The upper most cell layer(s) is the epidermis. These cells have thick impermeable cell walls and form a continuous layer, mostly covered with a coating (cuticula). Epidermis cells don't contain any chloroplasts.

The outer most layer(s) of the underside is also called epidermis. The difference with the upper side are the stomata (pores). These groups of cells allow the leaf to exchange gasses (and contain chloroplasts). Mostly there is a mechanism to open and close a pore.

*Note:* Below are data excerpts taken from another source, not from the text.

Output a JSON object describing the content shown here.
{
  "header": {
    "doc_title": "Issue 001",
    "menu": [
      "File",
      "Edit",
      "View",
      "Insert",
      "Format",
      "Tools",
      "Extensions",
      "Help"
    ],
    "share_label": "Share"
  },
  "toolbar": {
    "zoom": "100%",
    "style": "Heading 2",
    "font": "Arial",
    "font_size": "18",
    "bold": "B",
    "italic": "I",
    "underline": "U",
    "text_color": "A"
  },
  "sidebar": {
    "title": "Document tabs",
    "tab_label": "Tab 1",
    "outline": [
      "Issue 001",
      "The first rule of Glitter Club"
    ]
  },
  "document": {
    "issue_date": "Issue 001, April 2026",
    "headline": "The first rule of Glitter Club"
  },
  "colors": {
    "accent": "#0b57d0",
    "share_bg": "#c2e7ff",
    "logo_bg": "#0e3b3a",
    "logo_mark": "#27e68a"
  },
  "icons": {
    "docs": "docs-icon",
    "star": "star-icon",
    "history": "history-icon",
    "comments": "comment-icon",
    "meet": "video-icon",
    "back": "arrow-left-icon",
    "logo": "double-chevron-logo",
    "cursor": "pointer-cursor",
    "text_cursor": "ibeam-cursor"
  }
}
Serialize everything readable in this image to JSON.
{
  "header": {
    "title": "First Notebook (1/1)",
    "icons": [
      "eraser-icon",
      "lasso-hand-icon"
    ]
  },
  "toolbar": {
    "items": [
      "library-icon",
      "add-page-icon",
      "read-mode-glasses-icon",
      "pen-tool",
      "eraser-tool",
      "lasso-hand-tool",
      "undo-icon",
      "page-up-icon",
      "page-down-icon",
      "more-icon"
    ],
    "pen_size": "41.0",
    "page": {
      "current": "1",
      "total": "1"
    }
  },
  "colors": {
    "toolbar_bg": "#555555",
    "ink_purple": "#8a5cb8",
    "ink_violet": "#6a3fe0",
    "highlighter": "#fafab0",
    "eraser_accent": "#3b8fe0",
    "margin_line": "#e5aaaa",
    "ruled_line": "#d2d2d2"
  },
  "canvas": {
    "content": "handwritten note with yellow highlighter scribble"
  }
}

The layers of cells between the epidermis is the mesophyll. These cells contain chloroplasts so photosynthesis can take place. The dense layer of cells underneath the upper epidermis is called the palisade parenchyma and collects the sun light.

The layers below the palisade parenchyma is called the spongy parenchyma. This airy layer is also connected to the stomata and the vascular bundles. Here the gasses for -and the products of- photosynthesis are transported.

The vascular bundles consist of two layers of cells: the xylem (the upper layer) and the phloem (the bottom layer). Through the xylem water -coming from the roots- is transported. Through the phloem the sugars are distributed to other parts of the plant.